3. The method according to claim 1 further comprising the step of correlating the SNP
copy numbers with the levels of expression of genes located within the predetermined chromosome section.
4. The method according to claim 1, further comprising the step of developing a treatment regiment based on the combined P values.
5. A method for providing a prognosis for human breast cancer comprising the steps of obtaining a DNA sample from a human;
examining the DNA sample for a single nucleotide polymorphism in at least gene selected from the group consisting of SMC4, PDCD10, PREP, CBX3, NUP205, TCEB1, TERF1, TPD52, GGH, TRAM1, ZBTB10, YTHDF3, EIF3E, POLR2K, RPL30, CCNE2, RAD54B, MTERFD1, ENY2, DPY19L4, ZNF623, SCRIB, SLC39A4, ATP6V1G1, TCTN3, PSMA6, STRN3, CLTC, TRIM37, NME1, NME2, RPS6KB1, PPM1D, MED13, SLC35B1, APPBP2, MKS1, C17orf71, HEATR6, TMEM49, USP32, ANKRD40, NME1-NME2, ZNF264, ZNF304, ATP5E, CSTF1, PPP1R3D, AURKA, RAE1, STX16, C20orf43, RAB22A, HDAC1, BSDC1, C1orf9, COX5B, EIF5B, DDX18, TSN, p20, METTL5, MGAT1, TUBB2A, RWDD1, PGM3, FOXO3, CDC40, REV3L, HDAC2, TSPYL4, C6orf6O, ASF1A, MED23, TSPYL1, ACTR10, KIAA0247, RARA, KRT10, RIOK3, IMPACT, and combinations thereof;
providing a prognosis for human breast cancer based on the results of the step of examining the DNA sample.
6. The method as recited in claim 5, further comprising the step of obtaining a breast tumor sample from the human.
7. The method as recited in claim 6, further comprising the step of determining whether the tumor sample is estrogen-receptor positive or estrogen-receptor negative.
8. The method as recited in claim 7, wherein the tumor sample is determined to be estrogen-receptor positive and the single nucleotide polymorphism is determined to be a loss in TCTN3.
9. The method as recited in claim 7, wherein the tumor sample is determined to be estrogen-receptor negative and the single nucleotide polymorphism is determined to be a loss in HDAC1, BSDC1, or a combination thereof.
10. A method for providing a prognosis for human breast cancer comprising the steps of obtaining a DNA sample from a human;
examining the DNA sample for a single nucleotide polymorphism on at least one chromosome selected from the group consisting of chromosome numbers 1, 2, 3, 4, 5, 6, 7, 9, 10, 11, 12, 14, 16, 17, 18, 19, 20, 21, 23, and combinations thereof, wherein the single nucleotide polymorphism occurs between the corresponding starting base and ending base recited in Tables 7 and 8;
providing a prognosis for human breast cancer based on the results of the step of examining the DNA sample.
11. The method as recited in claim 10, further comprising the step of obtaining a breast tumor sample from the human.

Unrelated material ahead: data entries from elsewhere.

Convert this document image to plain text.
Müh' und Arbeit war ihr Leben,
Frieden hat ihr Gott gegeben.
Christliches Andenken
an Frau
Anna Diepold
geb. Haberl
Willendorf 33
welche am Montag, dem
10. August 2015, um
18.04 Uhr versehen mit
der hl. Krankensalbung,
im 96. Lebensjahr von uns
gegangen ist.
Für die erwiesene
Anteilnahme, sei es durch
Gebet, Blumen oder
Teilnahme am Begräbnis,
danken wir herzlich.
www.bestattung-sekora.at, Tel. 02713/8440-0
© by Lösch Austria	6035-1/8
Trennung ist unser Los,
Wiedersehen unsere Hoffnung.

12. The method as recited in claim 11, further comprising the step of determining whether the tumor sample is estrogen-receptor positive or estrogen-receptor negative.
13. The method as recited in claim 12, wherein the tumor sample is determined to be estrogen-receptor positive and the single nucleotide polymorphism occurs between the corresponding starting base and ending base recited in Table 7.
14. The method as recited in claim 12, wherein the tumor sample is determined to be estrogen-receptor negative and the single nucleotide polymorphism occurs between the corresponding starting base and ending base recited in Table 8.